A major reason for the Chargers’ resurgence in 2018 was the ascension of their Defense, which under the guiding hand of Defensive Coordinator, Gus Bradley, emerged as one of the more staunch units in the league. Last Season, Los Angeles ranked Sixth in Points Allowed (20.6), Eleventh in Total Defense (333.7), and Ninth against both the Pass (227.9) and versus the Run (105.8). Furthermore, they were one of the toughest teams to score against in the Red Zone, permitting a Touchdown on just 50.0% of their opponent’s opportunities. By the end of the season, they sent three of their number to the Pro Bowl, with just as many being selected First Team All-Pro. Chef among them was Derwin James (105 TKL, 4 TFL, 6 QBH, 3.5 SK, 3 INT, 13 PD), who led the team in Tackles (105), Interceptions (3), and Passes Defended (13). The Safety was utilized all over the gridiron, and proved to be integral in the Chargers’ 23-17 victory at Baltimore in the Wild Card Round, where he spied the Ravens’ Lamar Jackson throughout the contest, neutralizing the Rookie Quarterback altogether. Fellow Defensive Backs Adrian Phillips (94 TKL, 4 TFL, 1 QBH, 1 FF, 1 INT, 9 PD) and Desmond King (62 TKL, 4 TFL, 2 QBH, 1 FF, 2 FR, 3 INT, 10 PD, 1 TD) were fantastic, while Edge Rushers, Melvin Ingram (43 TKL, 8 TFL, 16 QBH, 7.0 SK, 1 FF, 2 FR, 1 INT, 3 PD) and Joey Bosa (23 TKL, 7 TFL, 9 QBH, 5.5 SK, 1 FR) routinely made life hell for opposing Quarterbacks.
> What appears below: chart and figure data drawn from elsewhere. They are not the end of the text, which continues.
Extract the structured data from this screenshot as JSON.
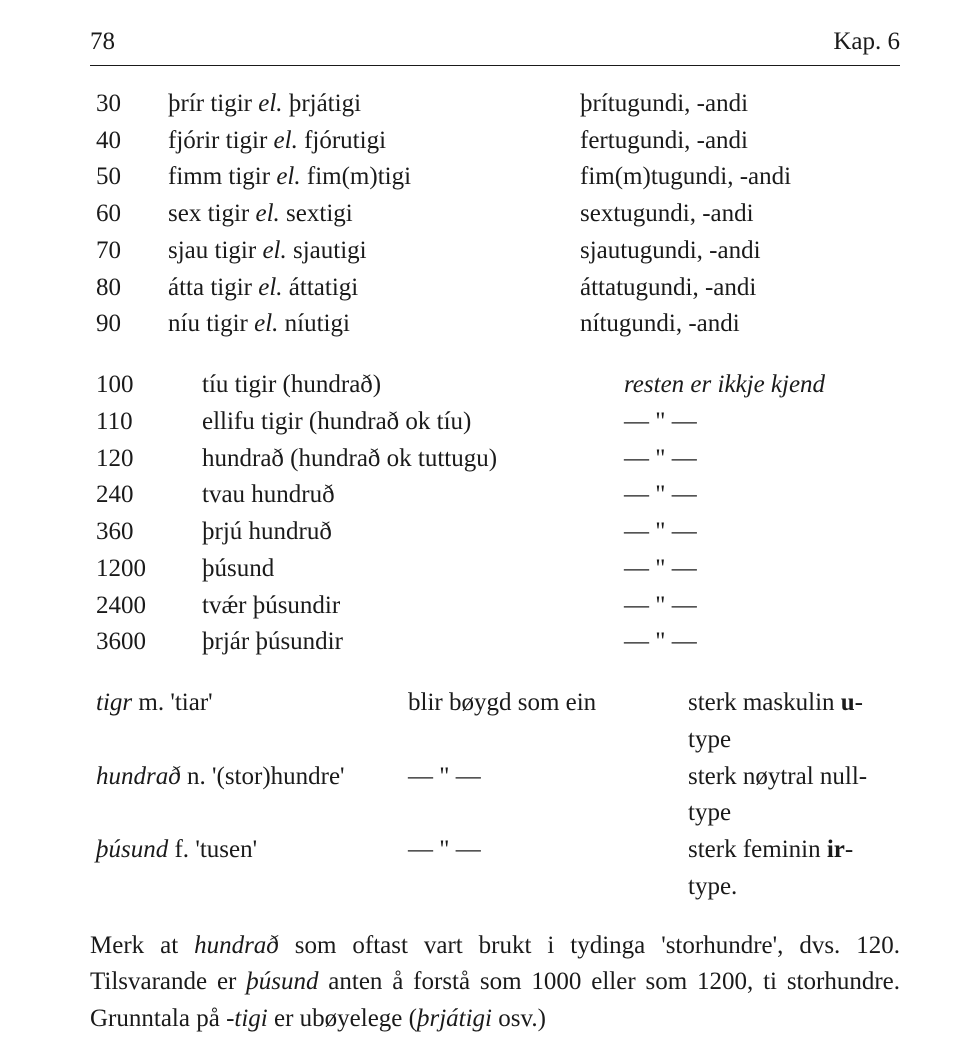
{
  "header": {
    "page_number": "78",
    "chapter": "Kap. 6"
  },
  "tens": [
    {
      "num": "30",
      "card_a": "þrír tigir ",
      "card_b": "el.",
      "card_c": " þrjátigi",
      "ord": "þrítugundi, -andi"
    },
    {
      "num": "40",
      "card_a": "fjórir tigir ",
      "card_b": "el.",
      "card_c": " fjórutigi",
      "ord": "fertugundi, -andi"
    },
    {
      "num": "50",
      "card_a": "fimm tigir ",
      "card_b": "el.",
      "card_c": " fim(m)tigi",
      "ord": "fim(m)tugundi, -andi"
    },
    {
      "num": "60",
      "card_a": "sex tigir ",
      "card_b": "el.",
      "card_c": " sextigi",
      "ord": "sextugundi, -andi"
    },
    {
      "num": "70",
      "card_a": "sjau tigir ",
      "card_b": "el.",
      "card_c": " sjautigi",
      "ord": "sjautugundi, -andi"
    },
    {
      "num": "80",
      "card_a": "átta tigir ",
      "card_b": "el.",
      "card_c": " áttatigi",
      "ord": "áttatugundi, -andi"
    },
    {
      "num": "90",
      "card_a": "níu tigir ",
      "card_b": "el.",
      "card_c": " níutigi",
      "ord": "nítugundi, -andi"
    }
  ],
  "bigs": [
    {
      "num": "100",
      "term": "tíu tigir (hundrað)",
      "note": " resten er ikkje kjend",
      "note_italic": true
    },
    {
      "num": "110",
      "term": "ellifu tigir (hundrað ok tíu)",
      "note": "— \" —"
    },
    {
      "num": "120",
      "term": "hundrað (hundrað ok tuttugu)",
      "note": "— \" —"
    },
    {
      "num": "240",
      "term": "tvau hundruð",
      "note": "— \" —"
    },
    {
      "num": "360",
      "term": "þrjú hundruð",
      "note": "— \" —"
    },
    {
      "num": "1200",
      "term": "þúsund",
      "note": "— \" —"
    },
    {
      "num": "2400",
      "term": "tvǽr þúsundir",
      "note": "— \" —"
    },
    {
      "num": "3600",
      "term": "þrjár þúsundir",
      "note": "— \" —"
    }
  ],
  "decl": [
    {
      "word": "tigr",
      "g": " m. ",
      "gloss": "'tiar'",
      "mid": "blir bøygd som ein",
      "right_a": "sterk maskulin ",
      "right_b": "u",
      "right_c": "-type"
    },
    {
      "word": "hundrað",
      "g": " n. ",
      "gloss": "'(stor)hundre'",
      "mid": "— \" —",
      "right_a": "sterk nøytral null-type"
    },
    {
      "word": "þúsund",
      "g": " f. ",
      "gloss": "'tusen'",
      "mid": "— \" —",
      "right_a": "sterk feminin ",
      "right_b": "ir",
      "right_c": "-type."
    }
  ],
  "paragraph": {
    "p1": "Merk at ",
    "i1": "hundrað",
    "p2": " som oftast vart brukt i tydinga 'storhundre', dvs. 120. Tilsvarande er ",
    "i2": "þúsund",
    "p3": " anten å forstå som 1000 eller som 1200, ti storhundre. Grunntala på ",
    "i3": "-tigi",
    "p4": " er ubøyelege (",
    "i4": "þrjátigi",
    "p5": " osv.)"
  }
}
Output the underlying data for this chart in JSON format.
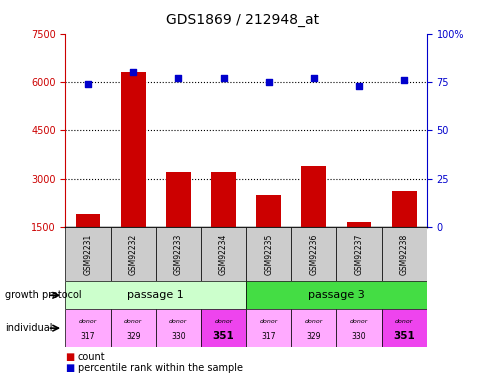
{
  "title": "GDS1869 / 212948_at",
  "samples": [
    "GSM92231",
    "GSM92232",
    "GSM92233",
    "GSM92234",
    "GSM92235",
    "GSM92236",
    "GSM92237",
    "GSM92238"
  ],
  "counts": [
    1900,
    6300,
    3200,
    3200,
    2500,
    3400,
    1650,
    2600
  ],
  "percentiles": [
    74,
    80,
    77,
    77,
    75,
    77,
    73,
    76
  ],
  "ylim_left": [
    1500,
    7500
  ],
  "ylim_right": [
    0,
    100
  ],
  "yticks_left": [
    1500,
    3000,
    4500,
    6000,
    7500
  ],
  "yticks_right": [
    0,
    25,
    50,
    75,
    100
  ],
  "bar_color": "#cc0000",
  "dot_color": "#0000cc",
  "passage1_color": "#ccffcc",
  "passage3_color": "#44dd44",
  "donor_colors": [
    "#ffaaff",
    "#ffaaff",
    "#ffaaff",
    "#ee44ee",
    "#ffaaff",
    "#ffaaff",
    "#ffaaff",
    "#ee44ee"
  ],
  "donors": [
    "317",
    "329",
    "330",
    "351",
    "317",
    "329",
    "330",
    "351"
  ],
  "passages": [
    "passage 1",
    "passage 3"
  ],
  "legend_count_color": "#cc0000",
  "legend_pct_color": "#0000cc",
  "bg_color": "#ffffff",
  "sample_box_color": "#cccccc"
}
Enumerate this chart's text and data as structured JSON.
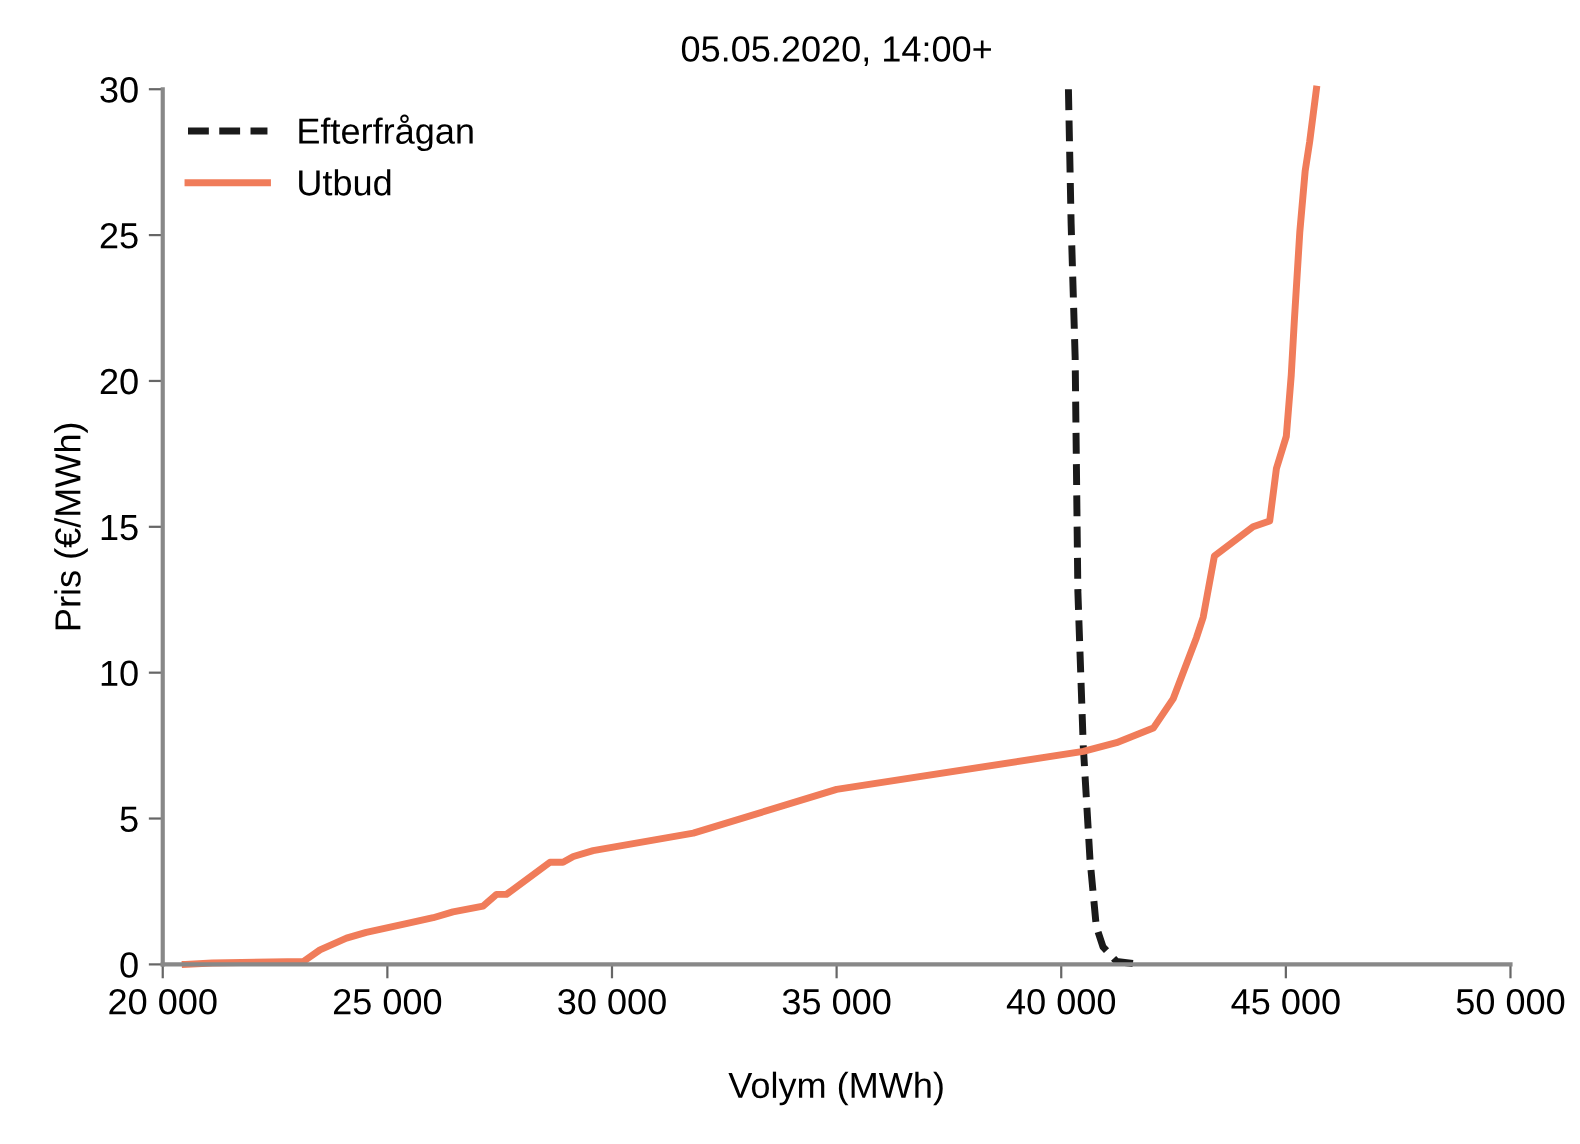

With each of these players under the age of Thirty, there is no reason to think that this group won’t continue to grow, particularly if Bosa can continue to stay healthy; the Defensive End missed the first nine games of the season with a foot injury, but once he returned, the unit as a whole took it’s play to another level.
2019 Forecast: 9-7
After really coming on in 2018 and finishing the campaign 12-4, many people are high on the Los Angeles Chargers heading into 2019, with many branding them as a dark horse contender to come out of the AFC come Super Bowl LIV. They certainly have the firepower on both sides of the football, with a consistently prolific Quarterback, one of the game’s most versatile Tailbacks, and a young Defense absolutely loaded with talent. If everything falls into place, this team should absolutely be among the favorites to hoist the Lombardi Trophy. However, there are many variables that come into play here for that to even happen. Will Rivers continue to avoid succumbing to the rigors of age and injury? Will Gordon be lining up in their Backfield, or someone else’s? Or how will the Offensive Line hold up without Left Tackle, Russell Okung, who will miss an undetermined amount of time after being diagnosed with a pulmonary embolism? Furthermore, the AFC West is far form a cakewalk given the presence of the Kansas City Chiefs, and what should be an improved Oakland Raiders and Denver Broncos. While their ceiling is a Super Bowl Championship, we think it’s far more likely that they’ll be fighting for a Playoff Spot, with a Wild Card once again looking like their most apparent route.